On peut montrer que la forme de nature qui ajoute ainsi la bienfaisance à la justice est une forme que produit l'adaptation à l'état social. L'homme social n'a pas encore mis sa constitution en harmonie avec les conditions qui forment la limite de l'évolution, tant qu'il reste de la place pour l'accroissement de facultés qui, par leur exercice, causent aux autres un avantage positif et à l'individu lui-même une satisfaction. Si la présence d'autres hommes, en mettant certaines limites à la sphère d'activité de chacun, ouvre certaines autres sphères d'activité dans lesquelles les sentiments, tout en arrivant à leur propre fin, n'ôtent rien, mais ajoutent aux fins des autres, de semblables sphères seront fatalement occupées. La reconnaissance de cette vérité cependant ne nous oblige pas à modifier beaucoup la conception de l'état industriel exposée plus haut, puisque la sympathie est la racine à la fois de la justice et de la bienfaisance.

55. Ainsi le point de vue sociologique de la morale complète les points de vue physique, biologique et psychologique, en permettant de découvrir les seules conditions dans lesquelles des activités associées peuvent s'exercer de telle sorte que la vie complète de chacun s'accorde avec la vie complète de tous et la favorise.

A l'origine, le bien-être de groupes sociaux, ordinairement en antagonisme avec d'autres groupes semblables, prend le pas sur le bien-être individuel, et les règles de conduite, auxquelles on doit alors se conformer, empêchent le complet développement de la vie individuelle, pour que la vie générale puisse être conservée. En même temps, les règles doivent satisfaire autant que possible aux droits de la vie individuelle, puisque le bien-être de l'agrégat dépend, dans une large proportion, du bien-être des unités.
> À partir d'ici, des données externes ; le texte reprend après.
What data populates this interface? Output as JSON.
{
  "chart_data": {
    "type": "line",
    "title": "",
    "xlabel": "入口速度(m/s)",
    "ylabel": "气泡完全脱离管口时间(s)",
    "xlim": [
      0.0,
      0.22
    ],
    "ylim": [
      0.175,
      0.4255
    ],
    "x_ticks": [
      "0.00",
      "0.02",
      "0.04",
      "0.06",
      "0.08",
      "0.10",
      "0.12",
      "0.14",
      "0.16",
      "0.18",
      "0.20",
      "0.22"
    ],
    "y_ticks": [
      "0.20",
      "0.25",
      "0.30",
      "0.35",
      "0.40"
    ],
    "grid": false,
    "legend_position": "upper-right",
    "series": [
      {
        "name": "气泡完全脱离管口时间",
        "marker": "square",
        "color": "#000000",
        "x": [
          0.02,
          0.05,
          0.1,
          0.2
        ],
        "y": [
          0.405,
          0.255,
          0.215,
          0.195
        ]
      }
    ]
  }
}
A mesure que les sociétés deviennent moins dangereuses les unes pour les autres, le besoin de subordonner les existences individuelles à la vie générale décroît, et, quand on approche d'un état pacifique, la vie générale, dont le but éloigné a été dès le commencement de favoriser les existences individuelles, fait de ce but son but prochain.

Pendant la transition, des compromis successifs sont rendus nécessaires entre le code moral qui affirme les droits de la société contre ceux des individus et le code moral qui affirme les droits de l'individu contre ceux de la société. Evidemment, aucun de ces compromis, bien qu'ils aient de l'autorité pour un temps, n'a d'expression durable ou définitive.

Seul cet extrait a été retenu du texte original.